Why for Brown Girls? As Bill Nye the Science Guy taught me during rainy days in elementary school, all humans are a shade of brown. But those beautiful, rich, darker shades of brown are, quite frankly, lacking among the book covers, pelvic health bloggers, and other resources specific to women’s health. I know this not just because of the predominantly White circles that make up my medical school, residency, fellowship, and now faculty experiences. I also know this as a patient — during my pregnancy I curated my own list of pregnancy reading (which I’ll share some day in another post). When you Google “Top Pregnancy Books” the authors and book cover photos are of mostly white men and women. When I downloaded the popular pregnancy and baby apps, most of the content was written by (and it seemed to be, for) White people.
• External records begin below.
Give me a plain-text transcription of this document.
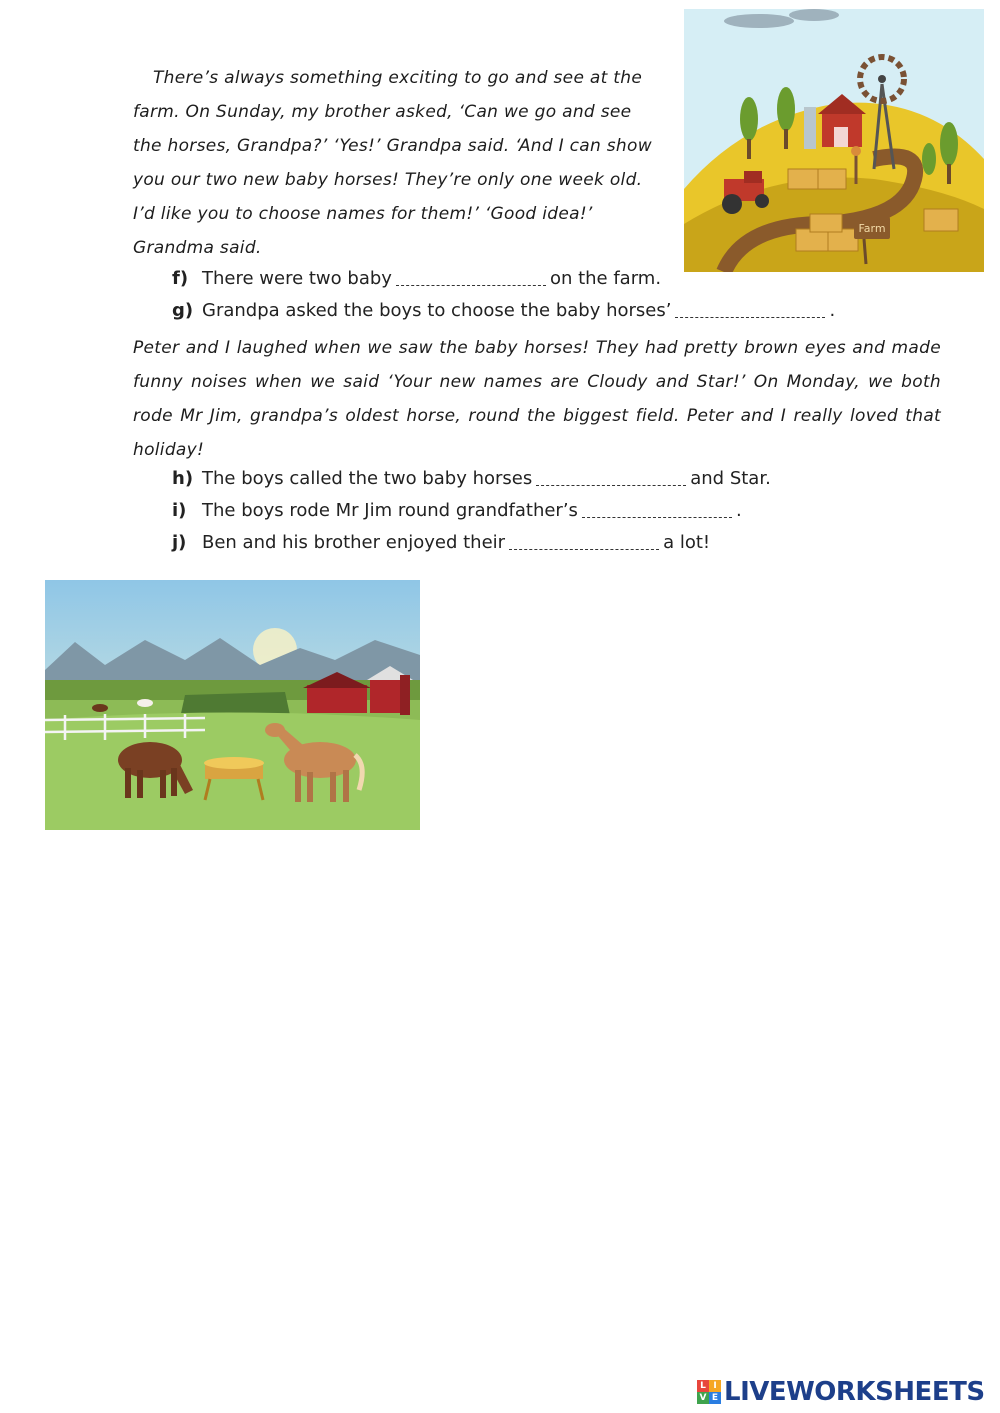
There’s always something exciting to go and see at the farm. On Sunday, my brother asked, ‘Can we go and see the horses, Grandpa?’ ‘Yes!’ Grandpa said. ‘And I can show you our two new baby horses! They’re only one week old. I’d like you to choose names for them!’ ‘Good idea!’ Grandma said.

Farm
f) There were two baby	on the farm.
g) Grandpa asked the boys to choose the baby horses’	.

Peter and I laughed when we saw the baby horses! They had pretty brown eyes and made funny noises when we said ‘Your new names are Cloudy and Star!’ On Monday, we both rode Mr Jim, grandpa’s oldest horse, round the biggest field. Peter and I really loved that holiday!

h) The boys called the two baby horses	and Star.
i) The boys rode Mr Jim round grandfather’s	.
j) Ben and his brother enjoyed their	a lot!
L I
V E LIVEWORKSHEETS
Why should color matter when you’re talking about women’s health? Well, for one there’s the trust factor. Research has shown that patients of color trust their healthcare providers of color. Trust is important so that people feel heard, and that they in turn listen to their clinicians (I won’t site the sources here of that research. I just want to make this an off the cuff intro post, but happy to provide those sources if you’re interested).
Another thing — racial and cultural diversity truly enriches our experiences. There is so much about women’s health that relies on traditions, cultural background, and personal experiences. When it comes to treating pelvic pain, bladder leak, vaginal bulge, when we talk about the experience of pregnancy and having a baby or being postpartum — all of these things are not new. They’re as old as womanhood itself. Traditional western medicine is a part of the treatment for women’s health, but our surgeries and medicines are not perfect. I believe that we can enhance our own experiences by including diverse perspectives.
I want to highlight stories from women of all backgrounds: people who have tried non-traditional treatments; my friends that specialize in pelvic pain; my friends who are Pilates instructors or physiotherapists; my friends who wish their doctors actually listened.
I am also much more into the written word than the visual world. I can be “pretty” when I want to be — I once won a local pageant, used to model (briefly, while growing up in the Midwest for what that’s worth), and I just know that being Black and Filipino I have a certain look that gets noticed. But as I said above — this is me IRL, and I’m no Insta-model. I’d much rather put my efforts into a good blog post than editing videos/photos for content (though kuddos to those of you that do that regularly!).
So…welcome, everyone! I look forward to hearing your stories of pelvic health.